Experiences outputs are mainly csvs (one for each sampled dataset). To launch an experience, run python scripts/experiences/<experience.py>
and it should output the csv in a dedidacted folder in the corresponding subfolder data/experiences/<dataset>/<experience_name>
.
🔎 Replicate the main experience of the paper (section 5.), launch the script scripts/experiences/causal_scores_evaluation.py. Make sure that the configurations for the datasets at the beginning of the file is :
from caussim.experiences.base_config import DATASET_GRID_FULL_EXPES
DATASET_GRID = DATASET_GRID_FULL_EXPES
📢 Note that the results of the section 5 are already provided in the zenodo link experiences.zip
.
Reports outputs are mainly figures for the papers. To obtain the results, run pytest scripts/reports/<report.py>
and it should output the figures in one or several corresponding folders in figures/
.
The main report type is a pytest function contained in the reports/causal_scores_evaluation.py
script. For each macro-dataset, it plot the results of running a given set of candidate estimators with a fixed nuisance estimator on several generation process of the macro-dataset (often hundreds of sampled datasets).
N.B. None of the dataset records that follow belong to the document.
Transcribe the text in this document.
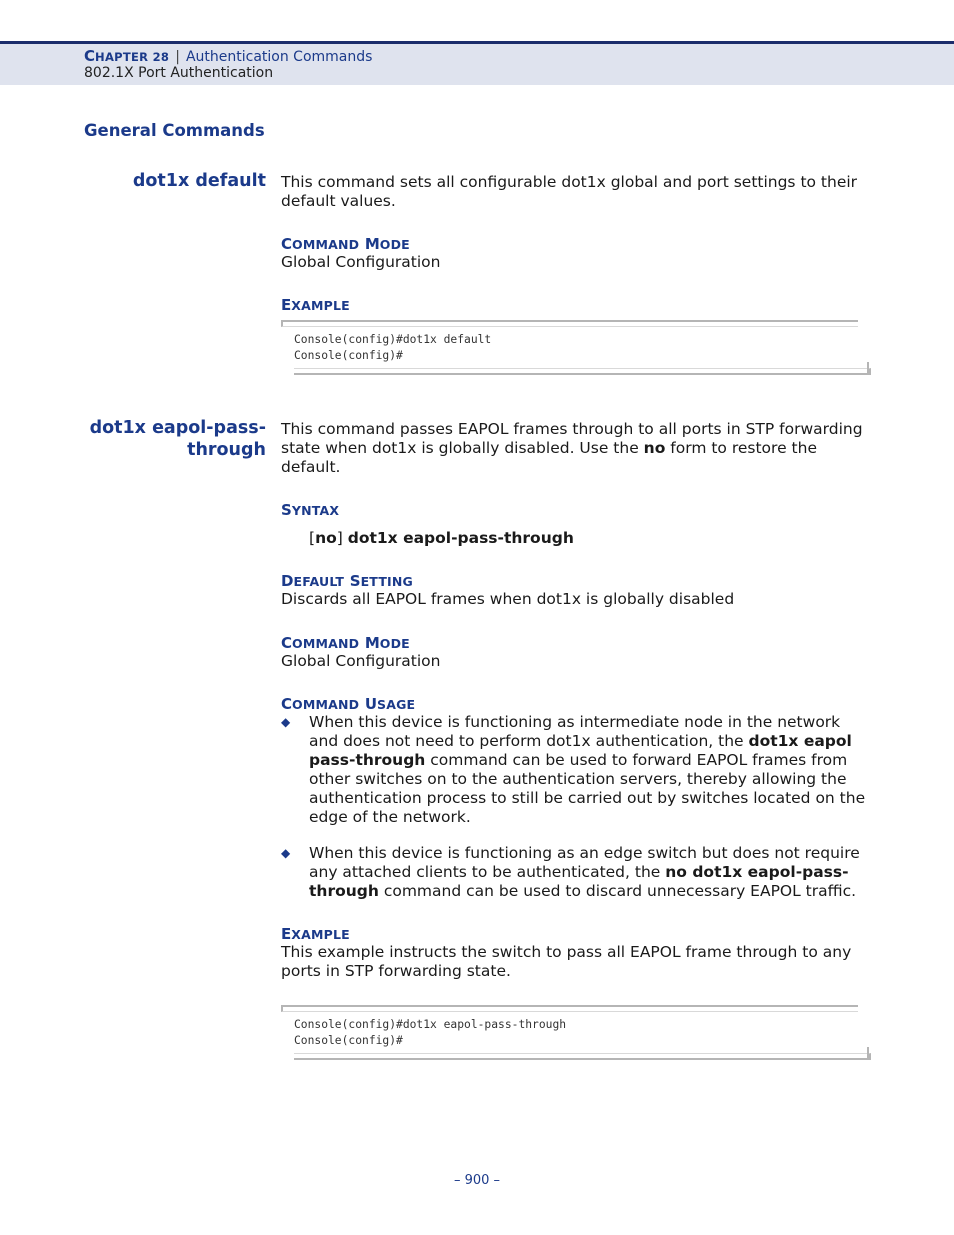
CHAPTER 28 | Authentication Commands
802.1X Port Authentication
General Commands
dot1x default This command sets all configurable dot1x global and port settings to their default values.
COMMAND MODE
Global Configuration
EXAMPLE
Console(config)#dot1x default
Console(config)#
dot1x eapol-pass-
through
This command passes EAPOL frames through to all ports in STP forwarding state when dot1x is globally disabled. Use the no form to restore the default.
SYNTAX
[no] dot1x eapol-pass-through
DEFAULT SETTING
Discards all EAPOL frames when dot1x is globally disabled
COMMAND MODE
Global Configuration
COMMAND USAGE
◆ When this device is functioning as intermediate node in the network and does not need to perform dot1x authentication, the dot1x eapol pass-through command can be used to forward EAPOL frames from other switches on to the authentication servers, thereby allowing the authentication process to still be carried out by switches located on the edge of the network.
◆ When this device is functioning as an edge switch but does not require any attached clients to be authenticated, the no dot1x eapol-pass-through command can be used to discard unnecessary EAPOL traffic.
EXAMPLE
This example instructs the switch to pass all EAPOL frame through to any ports in STP forwarding state.
Console(config)#dot1x eapol-pass-through
Console(config)#
– 900 –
🔎 Replicate the main figure of the paper (Figure 3.), launch the script
scripts/reports/_1_r_risk_domination.py.
It should take some time because of the high number of simulations results. Make
sure that the appropriate experiences results exists. The one used in the paper
are provided in experiences.zip
.
pytest scripts/reports/causal_scores_evaluation.py
- We recommend the use of poetry and python>=3.9 to manage dependencies.
You can install caussim via poetry:
poetry install
or
pip. In this case you also need to install the dependies listed in the pyproject.toml
:
pip install caussim
python = ">=3.9, <3.11"
python-dotenv = "^0.15.0"
click = "^8.0.1"
yapf = "^0.31.0"
matplotlib = "^3.4.2"
numpy = "^1.20.3"
seaborn = "^0.11.1"
jupytext = "^1.11.5"
rope = "^0.19.0"
scikit-learn = "^1.0"
jedi = "^0.18.0"
tqdm = "^4.62.3"
tabulate = "^0.8.9"
statsmodels = "^0.13.1"
pyarrow = "^6.0.1"
submitit = "^1.4.1"
rpy2 = "^3.4.5"
moepy = "^1.1.4"